Lupus

Lupus, basta un’iniezione a settimana

Lupus, niente più day-hospital, ricoveri, trasferimenti. Per tenere sotto controllo il Lupus eritematoso sistemico (LES) bastano una penna e venti secondi di tempo. La penna si appoggia su pancia o coscia e, con un clic, rilascia la terapia sotto la pelle. Il trattamento va ripetuto solamente ogni settimana.

L’innovazione, da poco disponibile anche in Italia, è destinata a cambiare radicalmente il vissuto dei pazienti con il LES in cura con belimumab, il primo e al momento ancora unico anticorpo monoclonale indicato nella cura della malattia. Belimumab è disponibile in Italia dal 2013 e ha rappresentato una prima svolta nel trattamento di una patologia fino ad allora orfana di cure specifiche. Fino ad oggi, veniva somministrato attraverso un’infusione endovenosa lenta, della durata di un’ora, inizialmente ogni due settimane e, dopo il primo mese, ogni quattro. Logicamente l’endovena viene fatta in ospedale, anche perché il dosaggio è legato al peso corporeo e la fiala deve essere ricostituita ogni volta. La nuova formulazione sottocutanea mette a posto le cose, prima di tutto rappresenta la soluzione per quei pazienti che per vari motivi hanno problemi con l’endovena, oltre naturalmente a portare benefici addizionali legati alla praticità di autosomministrazione in un contesto non ospedaliero e senza il vincolo del peso: il dosaggio della “penna” è infatti fisso.

Siamo dunque di fronte ad un importante passo avanti per la qualità di vita del malato, che si associa inoltre a risparmi per il servizio sanitario nazionale: nessun calcolo della dose per ogni paziente, né ricostituzione della fiala e diluizione in sacca infusionale; nessun costo legato all’utilizzo di una poltrona/lettino infusionale; predittività del budget resa possibile dal dosaggio fisso della formulazione sottocutanea; conseguente liberazione di risorse e di tempo per le strutture ospedaliere e gli operatori sanitari.

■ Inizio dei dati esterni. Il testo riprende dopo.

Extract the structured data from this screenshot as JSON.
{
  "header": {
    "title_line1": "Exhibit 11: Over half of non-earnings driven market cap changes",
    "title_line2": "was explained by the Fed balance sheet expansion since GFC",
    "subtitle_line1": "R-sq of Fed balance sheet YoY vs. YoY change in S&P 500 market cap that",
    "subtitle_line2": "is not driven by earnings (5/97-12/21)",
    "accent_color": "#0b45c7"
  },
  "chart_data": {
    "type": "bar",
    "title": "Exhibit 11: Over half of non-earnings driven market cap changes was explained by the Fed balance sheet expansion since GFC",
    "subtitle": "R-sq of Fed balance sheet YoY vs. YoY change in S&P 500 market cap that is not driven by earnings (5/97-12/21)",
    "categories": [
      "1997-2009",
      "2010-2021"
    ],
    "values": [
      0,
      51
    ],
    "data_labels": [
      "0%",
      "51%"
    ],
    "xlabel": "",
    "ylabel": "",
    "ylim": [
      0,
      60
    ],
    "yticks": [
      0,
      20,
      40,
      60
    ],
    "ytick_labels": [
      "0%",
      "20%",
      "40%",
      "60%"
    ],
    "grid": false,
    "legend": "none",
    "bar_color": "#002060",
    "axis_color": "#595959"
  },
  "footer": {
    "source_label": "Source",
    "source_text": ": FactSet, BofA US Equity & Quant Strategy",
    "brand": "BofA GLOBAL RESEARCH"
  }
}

Il Lupus eritematoso sistemico è una malattia cronica autoimmune, che si manifesta con lesioni infiammatorie. Può colpire qualsiasi tessuto o organo nello stesso paziente. Ad oggi non esiste una causa specifica della malattia. Possiamo a ragion veduta parlare di una patologia multifattoriale, caratterizzata dalla comparsa di una risposta del sistema immune contro i propri costituenti e con interessamento potenziale dell’intero organismo. L’esempio paradigmatico è rappresentato dalla produzione di autoanticorpi diretti contro i componenti (antigeni) del nucleo cellulare. Non esiste dunque una causa unica ma più fattori che concorrono alla sua insorgenza. La diversa combinazione di questi fattori è a sua volta responsabile della variabilità del quadro clinico e della gravità della malattia lupica. A partire dalla predisposizione genetica (sono oltre venti i loci cromosomici contenenti geni associati al LES), per arrivare agli stimoli ambientali: infezioni virali, raggi UV, sostanze tossiche, steroidi sessuali, prolattina, possono agire da fattori scatenanti; e alle anomalie immunitarie.

Il LES, pur essendo una patologia rara, è diffuso in tutto il mondo con percentuali di prevalenza variabili nelle diverse aree geografiche. In termini generali colpisce più le persone di colore e gli orientali rispetto alla razza caucasica. In Europa la prevalenza è di circa 15-50 casi ogni 100.000 abitanti, mentre l’incidenza va da 2 a 8 casi per 100.000. I valori sono mediamente più bassi in Europa rispetto agli Usa, ma nel vecchio continente il tasso di prevalenza appare più elevato in Italia e Spagna. Purtroppo su questo dato incide la scarsa tempestività nella diagnosi, spesso complessa anche per l’oggettiva difficoltà di sospettare la presenza della patologia in pazienti che presentano una sindrome di difficile definizione clinica. Altra cosa da tenere in considerazione, è di fatto una patologia di genere. La frequenza è maggiore nel sesso femminile, con un rapporto di 9 a 1. Il rapporto si riduce però a 2 a 1 nei bambini e in età postmenopausale, a conferma del ruolo dei fattori ormonali nella patogenesi della malattia. Anche per questo, l’esordio della malattia è più frequente tra i 15 e i 44 anni.